By translational invariance,

$E(x - y)^2 = \frac{1}{6}$ like in the previous item.

We can compute the variance directly,

$E(x^2) = \int_{-\frac{1}{2}}^{\frac{1}{2}} dx\,x^2 = 2\int_0^{\frac{1}{2}} dx\,x^2 = 2\left.\frac{x^3}{3}\right|_0^{\frac{1}{2}} = 2\frac{\frac{1}{8}}{3} = \frac{1}{12}$.

In [None]:
x = stats.uniform.rvs(loc=-0.5, scale=1.0, size=10000)
y = stats.uniform.rvs(loc=-0.5, scale=1.0, size=10000)
print 'E(x) ~=', np.average(x)
print 'E(x^2) ~=', np.average(x ** 2)
print 'E(x - y) ~=', np.average(x - y)
print 'E(xy) ~=', np.average(x * y)
print 'E(x - y)^2 ~=', np.average((x - y) ** 2)

#### Item 2.1.3

As every coordinate of each point will be independent, the result will be given by multiplying the value of $E(x - y)^2$ by $d$,

$E(\mathrm{dist}) = \frac{d}{6}$.

Checking for $d = 24$:

In [None]:
def point_rv(d):
    return stats.uniform.rvs(loc=-0.5, scale=1.0, size=d)
def dist_rv(d): 
    return np.sum((point_rv(d) - point_rv(d)) ** 2)
print 'E(dist) ~=', np.average([dist_rv(24) for _ in range(10000)])

### Exercise 2.2

We start by getting the points,

In [None]:
points = np.vstack(point_rv(100) for _ in range(30))

and then use the pairwise distance function from SciPy to calculate the distances and angles: 

In [None]:
from scipy.spatial.distance import pdist
distances = pdist(points, 'euclidean')
angles = np.arccos(1 - pdist(points, 'cosine'))

Now we only have to plot the resulting values,

In [None]:
%matplotlib notebook
plot(distances, angles, '.'); xlabel('distances'); ylabel('angles');

and it is clear that the vectors are almost orthogonal (angles around $\pi/2$) and with distances clustered around a single value.

### Exercise 2.3

We can trivially solve both items by using a nonnegative "random variable" $x$ such that $P(x = 0) = 1$. Then, of course, $E(x) = 0$ and $P(x \ge a) = E(x) / a = 0$ for all positive $a$.

### Exercise 2.4

If we take a random variable $x$ such that $P(x = -1) = P(x = +1) = \frac{1}{2}$, then we clearly have $Var(x) = E(x^2) - E(x)^2 = 1 - 0 = 1$ and, if we choose $c = 1$, we get

$P(|x - E(x)| \ge 1) = P(|x| \ge 1) = 1 = \frac{1}{1^2} = \frac{Var(x)}{c^2}$.

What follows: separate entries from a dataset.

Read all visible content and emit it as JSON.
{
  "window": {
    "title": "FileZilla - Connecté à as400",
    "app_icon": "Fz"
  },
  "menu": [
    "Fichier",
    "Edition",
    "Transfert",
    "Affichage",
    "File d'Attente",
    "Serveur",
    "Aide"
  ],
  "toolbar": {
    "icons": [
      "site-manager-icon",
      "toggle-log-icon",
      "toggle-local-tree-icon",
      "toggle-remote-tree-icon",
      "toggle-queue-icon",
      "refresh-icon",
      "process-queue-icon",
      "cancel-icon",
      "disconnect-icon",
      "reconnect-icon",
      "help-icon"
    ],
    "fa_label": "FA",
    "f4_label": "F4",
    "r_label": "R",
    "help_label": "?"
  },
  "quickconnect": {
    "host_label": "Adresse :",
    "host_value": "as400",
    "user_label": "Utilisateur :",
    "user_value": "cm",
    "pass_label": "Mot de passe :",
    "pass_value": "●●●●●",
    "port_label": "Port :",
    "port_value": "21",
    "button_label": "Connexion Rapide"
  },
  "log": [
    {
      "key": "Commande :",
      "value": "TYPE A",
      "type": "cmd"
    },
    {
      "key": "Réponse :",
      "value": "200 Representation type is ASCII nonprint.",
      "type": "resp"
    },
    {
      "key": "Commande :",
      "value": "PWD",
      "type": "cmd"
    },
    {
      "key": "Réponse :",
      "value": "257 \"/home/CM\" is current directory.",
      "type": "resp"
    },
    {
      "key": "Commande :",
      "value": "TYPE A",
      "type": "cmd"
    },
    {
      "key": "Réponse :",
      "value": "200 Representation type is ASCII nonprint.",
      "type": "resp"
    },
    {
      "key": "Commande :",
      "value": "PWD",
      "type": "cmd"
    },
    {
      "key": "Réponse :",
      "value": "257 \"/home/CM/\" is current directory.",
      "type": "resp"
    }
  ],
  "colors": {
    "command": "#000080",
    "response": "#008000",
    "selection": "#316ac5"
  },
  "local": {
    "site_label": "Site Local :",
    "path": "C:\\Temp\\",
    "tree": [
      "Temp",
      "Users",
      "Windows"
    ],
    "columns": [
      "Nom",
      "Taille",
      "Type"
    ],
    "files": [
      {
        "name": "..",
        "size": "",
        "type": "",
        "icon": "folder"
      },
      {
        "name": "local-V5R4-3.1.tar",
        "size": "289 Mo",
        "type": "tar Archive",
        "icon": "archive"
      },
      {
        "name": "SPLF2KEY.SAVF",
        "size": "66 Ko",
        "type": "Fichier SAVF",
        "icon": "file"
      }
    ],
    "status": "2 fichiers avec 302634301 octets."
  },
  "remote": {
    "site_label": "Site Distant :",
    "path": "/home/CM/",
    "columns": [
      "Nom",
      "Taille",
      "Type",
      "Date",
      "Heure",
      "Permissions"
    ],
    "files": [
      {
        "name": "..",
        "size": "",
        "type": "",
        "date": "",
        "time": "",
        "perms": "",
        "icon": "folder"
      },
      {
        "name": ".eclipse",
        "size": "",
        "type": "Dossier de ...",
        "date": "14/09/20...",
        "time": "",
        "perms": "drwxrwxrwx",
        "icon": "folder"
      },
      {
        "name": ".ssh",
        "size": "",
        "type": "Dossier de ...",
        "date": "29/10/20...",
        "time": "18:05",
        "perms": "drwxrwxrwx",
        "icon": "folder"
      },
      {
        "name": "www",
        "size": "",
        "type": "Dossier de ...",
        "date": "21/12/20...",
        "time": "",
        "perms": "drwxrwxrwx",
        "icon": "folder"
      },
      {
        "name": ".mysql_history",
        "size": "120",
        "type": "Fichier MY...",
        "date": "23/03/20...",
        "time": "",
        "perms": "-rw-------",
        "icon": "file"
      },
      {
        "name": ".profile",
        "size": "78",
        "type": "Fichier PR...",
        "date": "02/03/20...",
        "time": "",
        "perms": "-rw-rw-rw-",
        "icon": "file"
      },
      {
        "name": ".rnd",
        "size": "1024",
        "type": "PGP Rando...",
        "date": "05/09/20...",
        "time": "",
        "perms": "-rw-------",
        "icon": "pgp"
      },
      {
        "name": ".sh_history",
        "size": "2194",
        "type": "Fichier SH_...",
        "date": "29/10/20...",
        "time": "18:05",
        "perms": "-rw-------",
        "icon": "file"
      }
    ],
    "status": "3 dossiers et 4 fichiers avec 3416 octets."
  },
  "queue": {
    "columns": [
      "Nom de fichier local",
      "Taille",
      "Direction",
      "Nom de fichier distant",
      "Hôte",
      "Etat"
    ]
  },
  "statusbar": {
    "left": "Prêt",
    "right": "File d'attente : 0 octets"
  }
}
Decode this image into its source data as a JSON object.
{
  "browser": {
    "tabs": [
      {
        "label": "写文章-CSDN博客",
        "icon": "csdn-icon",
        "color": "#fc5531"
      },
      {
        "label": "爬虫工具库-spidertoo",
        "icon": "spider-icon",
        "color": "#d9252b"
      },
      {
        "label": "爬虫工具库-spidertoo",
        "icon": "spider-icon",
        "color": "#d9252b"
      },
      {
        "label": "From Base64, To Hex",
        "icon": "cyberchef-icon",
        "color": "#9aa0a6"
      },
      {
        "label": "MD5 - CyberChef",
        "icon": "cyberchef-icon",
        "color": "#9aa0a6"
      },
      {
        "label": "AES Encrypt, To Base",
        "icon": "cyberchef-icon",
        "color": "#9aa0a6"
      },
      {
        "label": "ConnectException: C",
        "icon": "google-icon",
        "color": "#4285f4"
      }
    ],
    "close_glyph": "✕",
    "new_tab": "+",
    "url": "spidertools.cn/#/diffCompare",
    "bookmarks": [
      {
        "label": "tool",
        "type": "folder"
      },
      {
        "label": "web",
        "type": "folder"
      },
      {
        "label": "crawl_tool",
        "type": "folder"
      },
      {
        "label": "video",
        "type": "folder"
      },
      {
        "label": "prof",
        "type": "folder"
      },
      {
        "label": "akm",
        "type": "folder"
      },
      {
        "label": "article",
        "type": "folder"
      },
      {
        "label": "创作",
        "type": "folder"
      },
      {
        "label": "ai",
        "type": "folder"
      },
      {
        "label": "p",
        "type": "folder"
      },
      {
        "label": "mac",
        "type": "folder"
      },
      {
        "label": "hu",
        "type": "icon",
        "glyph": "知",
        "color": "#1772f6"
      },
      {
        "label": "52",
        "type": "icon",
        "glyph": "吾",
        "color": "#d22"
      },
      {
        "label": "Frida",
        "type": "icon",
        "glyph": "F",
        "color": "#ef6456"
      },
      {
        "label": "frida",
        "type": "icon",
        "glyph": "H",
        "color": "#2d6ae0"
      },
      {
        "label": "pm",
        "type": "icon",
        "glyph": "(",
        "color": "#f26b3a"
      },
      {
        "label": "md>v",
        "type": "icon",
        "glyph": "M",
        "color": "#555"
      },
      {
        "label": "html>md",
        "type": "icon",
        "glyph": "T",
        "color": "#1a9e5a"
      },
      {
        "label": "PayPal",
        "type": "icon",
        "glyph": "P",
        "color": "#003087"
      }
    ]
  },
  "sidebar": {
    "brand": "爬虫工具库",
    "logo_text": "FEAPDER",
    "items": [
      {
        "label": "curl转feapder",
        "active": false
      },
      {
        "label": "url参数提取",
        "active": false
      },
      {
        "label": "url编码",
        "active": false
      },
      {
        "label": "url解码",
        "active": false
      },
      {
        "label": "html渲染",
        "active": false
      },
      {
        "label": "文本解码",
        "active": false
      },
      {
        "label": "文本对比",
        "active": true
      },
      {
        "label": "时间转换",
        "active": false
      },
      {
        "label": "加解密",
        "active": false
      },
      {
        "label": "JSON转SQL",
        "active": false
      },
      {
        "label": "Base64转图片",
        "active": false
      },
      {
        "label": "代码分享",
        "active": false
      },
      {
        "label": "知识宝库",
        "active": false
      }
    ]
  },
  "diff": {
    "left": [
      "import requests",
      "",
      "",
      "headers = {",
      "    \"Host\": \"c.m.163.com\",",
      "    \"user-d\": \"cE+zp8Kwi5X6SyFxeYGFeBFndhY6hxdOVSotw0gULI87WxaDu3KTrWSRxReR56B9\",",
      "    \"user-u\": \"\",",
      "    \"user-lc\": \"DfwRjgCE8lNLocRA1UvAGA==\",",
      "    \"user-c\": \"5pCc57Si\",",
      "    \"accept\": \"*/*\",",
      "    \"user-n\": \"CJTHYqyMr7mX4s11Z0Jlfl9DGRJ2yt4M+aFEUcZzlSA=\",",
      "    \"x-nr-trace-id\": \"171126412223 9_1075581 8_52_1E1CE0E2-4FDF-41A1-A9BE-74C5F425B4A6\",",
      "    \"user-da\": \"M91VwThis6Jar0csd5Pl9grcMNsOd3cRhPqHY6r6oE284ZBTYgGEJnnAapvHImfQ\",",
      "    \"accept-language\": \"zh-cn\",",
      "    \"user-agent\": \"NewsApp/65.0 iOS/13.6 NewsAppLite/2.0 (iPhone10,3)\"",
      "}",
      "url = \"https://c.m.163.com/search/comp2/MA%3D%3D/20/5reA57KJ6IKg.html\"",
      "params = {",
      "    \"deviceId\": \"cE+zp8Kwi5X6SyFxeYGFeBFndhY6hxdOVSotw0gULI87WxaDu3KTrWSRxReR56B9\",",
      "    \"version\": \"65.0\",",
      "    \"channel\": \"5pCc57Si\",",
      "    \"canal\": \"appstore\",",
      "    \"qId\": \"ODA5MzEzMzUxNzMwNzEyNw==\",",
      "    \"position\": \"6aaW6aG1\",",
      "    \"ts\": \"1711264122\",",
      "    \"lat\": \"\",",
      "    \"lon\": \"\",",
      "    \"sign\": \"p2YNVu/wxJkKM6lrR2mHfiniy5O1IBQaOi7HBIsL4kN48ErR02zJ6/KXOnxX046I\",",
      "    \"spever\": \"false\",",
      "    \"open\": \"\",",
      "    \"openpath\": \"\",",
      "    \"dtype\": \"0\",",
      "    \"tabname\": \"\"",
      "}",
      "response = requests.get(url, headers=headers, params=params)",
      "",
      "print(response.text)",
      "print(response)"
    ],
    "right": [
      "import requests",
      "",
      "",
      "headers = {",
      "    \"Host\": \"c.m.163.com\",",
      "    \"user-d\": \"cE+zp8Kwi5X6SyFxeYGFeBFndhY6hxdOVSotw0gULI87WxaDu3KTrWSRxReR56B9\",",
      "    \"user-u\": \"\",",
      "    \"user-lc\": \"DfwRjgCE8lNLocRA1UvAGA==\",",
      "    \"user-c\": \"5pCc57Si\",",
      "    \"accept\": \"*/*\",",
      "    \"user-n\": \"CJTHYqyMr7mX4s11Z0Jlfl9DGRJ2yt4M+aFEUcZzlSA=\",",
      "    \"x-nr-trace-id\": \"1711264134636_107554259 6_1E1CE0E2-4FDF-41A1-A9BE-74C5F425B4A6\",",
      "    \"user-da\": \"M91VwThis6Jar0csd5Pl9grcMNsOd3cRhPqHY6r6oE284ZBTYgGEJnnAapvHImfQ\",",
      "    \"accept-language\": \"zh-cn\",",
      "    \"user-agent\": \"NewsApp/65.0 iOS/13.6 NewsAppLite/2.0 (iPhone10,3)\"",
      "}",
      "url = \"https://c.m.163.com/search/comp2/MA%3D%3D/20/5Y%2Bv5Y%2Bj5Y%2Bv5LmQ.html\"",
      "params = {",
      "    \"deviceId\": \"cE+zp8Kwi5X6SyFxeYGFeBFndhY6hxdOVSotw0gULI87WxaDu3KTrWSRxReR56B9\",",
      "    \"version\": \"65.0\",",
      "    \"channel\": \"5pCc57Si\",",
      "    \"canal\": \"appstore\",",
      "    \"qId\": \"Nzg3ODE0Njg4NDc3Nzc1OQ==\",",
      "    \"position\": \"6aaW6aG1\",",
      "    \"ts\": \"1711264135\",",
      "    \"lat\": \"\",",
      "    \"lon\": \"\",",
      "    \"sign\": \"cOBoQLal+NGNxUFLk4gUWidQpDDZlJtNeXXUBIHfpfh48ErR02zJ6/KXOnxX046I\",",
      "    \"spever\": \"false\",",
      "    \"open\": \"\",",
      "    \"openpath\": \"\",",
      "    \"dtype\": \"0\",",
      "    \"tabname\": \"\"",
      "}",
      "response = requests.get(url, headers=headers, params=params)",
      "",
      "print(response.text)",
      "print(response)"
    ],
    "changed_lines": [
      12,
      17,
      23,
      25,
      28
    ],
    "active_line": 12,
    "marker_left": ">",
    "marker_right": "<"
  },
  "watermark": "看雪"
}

To get a non-tight bound, it's as easy as using $c = 2$:

$P(|x - E(x)| \ge 1) = P(|x| \ge 1) = 0 \lt \frac{1}{2^2} = \frac{Var(x)}{c^2}$.

### Exercise 2.5

#### Item 2.5.1

We just have to impose normalization:

$\int_{-\infty}^\infty dx\,p(x) = 1$

$\int_1^\infty dx \frac{c}{x^4} = 1$

$\left. -\frac{c}{4 x^3} \right|_1^\infty = 1$

$\frac{c}{1^3} = 4$

$c = 4$

#### Item 2.5.2 

Calculating the expected value:

$\int_{-\infty}^\infty dx\,x p(x) = \int_1^\infty \frac{dx\,4}{x^3} = \left. -\frac{4}{3 x^2} \right|_1^\infty = \frac{4}{3}$

Simulating:

In [None]:
print 'E(x) ~=', np.average(stats.pareto.rvs(b=3, size=100))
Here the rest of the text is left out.